Knowing there was nothing I could say, and that he needed someone now, I kept him on the phone as I left for Hudson’s apartment, and continued to listen to him cry until he told me his brother had just shown up and ended the call. Hudson hated me right now, but I knew I’d fucked up and was prepared to do anything to make it right again. But right now I was fighting with myself over whom to go to first. Reagan, or Saco. I needed to see her just as much as I needed to get to Oregon.

Like Saco last night, all that was going through my head was the definition of the warrior ethos from The Soldier’s Creed. “I will never quit,” is followed immediately by, “I will never leave a fallen comrade.” Those words went much deeper than the obvious, and right now, Saco was struggling. We needed to be there for him.

Pulling up outside Hudson’s building, I kept my car running and ran up the stairs to his apartment. I started banging on the door immediately, and didn’t stop until it opened.

I tried to dodge the flying fist too late and stumbled back as my hand went to my jaw.

“What do you want, you piece of shit?” he growled, and the look on his face was clear. He wanted to murder me.

“I know you’re pissed, I know. I’ll talk to you about that, but right now we need to buy tickets and get to Oregon.”

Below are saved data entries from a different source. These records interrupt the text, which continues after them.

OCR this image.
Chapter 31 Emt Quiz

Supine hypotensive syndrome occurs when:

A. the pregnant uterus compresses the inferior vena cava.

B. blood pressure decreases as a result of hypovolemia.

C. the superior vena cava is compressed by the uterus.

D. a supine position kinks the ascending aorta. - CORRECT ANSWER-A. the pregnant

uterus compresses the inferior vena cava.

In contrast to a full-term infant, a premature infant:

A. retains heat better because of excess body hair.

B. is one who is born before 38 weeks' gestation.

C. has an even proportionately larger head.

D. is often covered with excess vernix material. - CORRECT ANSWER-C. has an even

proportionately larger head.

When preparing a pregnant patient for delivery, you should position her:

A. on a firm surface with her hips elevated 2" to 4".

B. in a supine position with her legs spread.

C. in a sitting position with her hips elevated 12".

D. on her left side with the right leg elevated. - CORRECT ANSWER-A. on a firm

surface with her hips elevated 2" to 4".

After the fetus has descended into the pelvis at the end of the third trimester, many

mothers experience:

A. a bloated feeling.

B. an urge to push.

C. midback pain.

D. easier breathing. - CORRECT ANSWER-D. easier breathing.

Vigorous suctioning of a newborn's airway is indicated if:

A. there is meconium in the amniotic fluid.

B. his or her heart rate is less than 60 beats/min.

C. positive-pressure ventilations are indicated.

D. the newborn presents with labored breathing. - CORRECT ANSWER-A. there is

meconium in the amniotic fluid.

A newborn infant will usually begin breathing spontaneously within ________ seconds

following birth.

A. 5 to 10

He hadn’t been expecting that, and his anger faded to confusion as his head jerked back. “Oregon? What—­why?”

“Saco didn’t call you?”

Hudson stepped back and let me in, and I ran over to the kitchen table where his laptop was open and sat down. Goddamn, my jaw fucking hurt.

“I talked to him yesterday . . . what the fuck are you doing? I don’t want you in here, and I sure as shit don’t want you on my damn laptop. You ruined my little sister.”

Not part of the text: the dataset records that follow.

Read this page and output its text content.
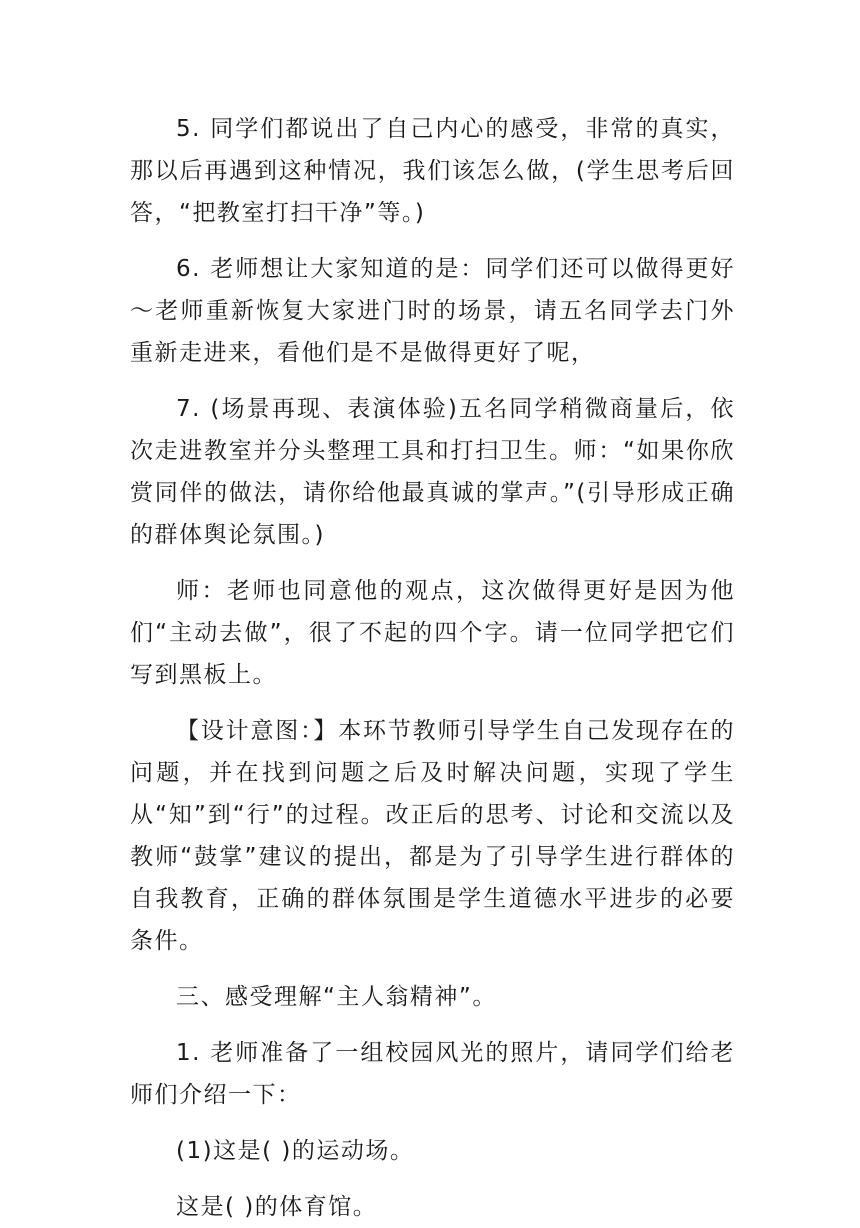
5. 同学们都说出了自己内心的感受，非常的真实，那以后再遇到这种情况，我们该怎么做，(学生思考后回答，“把教室打扫干净”等。)

6. 老师想让大家知道的是：同学们还可以做得更好～老师重新恢复大家进门时的场景，请五名同学去门外重新走进来，看他们是不是做得更好了呢，

7. (场景再现、表演体验)五名同学稍微商量后，依次走进教室并分头整理工具和打扫卫生。师：“如果你欣赏同伴的做法，请你给他最真诚的掌声。”(引导形成正确的群体舆论氛围。)

师：老师也同意他的观点，这次做得更好是因为他们“主动去做”，很了不起的四个字。请一位同学把它们写到黑板上。

【设计意图：】本环节教师引导学生自己发现存在的问题，并在找到问题之后及时解决问题，实现了学生从“知”到“行”的过程。改正后的思考、讨论和交流以及教师“鼓掌”建议的提出，都是为了引导学生进行群体的自我教育，正确的群体氛围是学生道德水平进步的必要条件。

三、感受理解“主人翁精神”。

1. 老师准备了一组校园风光的照片，请同学们给老师们介绍一下：

(1)这是( )的运动场。

这是( )的体育馆。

I slammed my hand down on the table and stood back up. “I know that, Hudson. I. Fucking. Know. I made the biggest mistake of my life yesterday, but right now Saco needs us. He got in a wreck this morning with his son. Dude, Tate died. Saco’s so fucked up right now.”

“Shit,” he whispered, and pressed his fists onto the table, dropping his head. “You’re lying, right?”

“I wish I was.”

Straightening, he ran his hands over his face, and stood there staring at nothing for a few minutes before responding. “All right. Get us the first flight out of here, do you want my card?”

“No, I got it.”

“I’m gonna pack and call Erica, she’s at work right now.” He’d turned to head to his room, and turned right back around with a finger pointed at me. “This doesn’t change shit between us, you get me?”

I didn’t respond. I knew this wouldn’t change anything, and there was no point in responding to him. No matter what I said right now, we would end up fighting about it . . . and this wasn’t the time.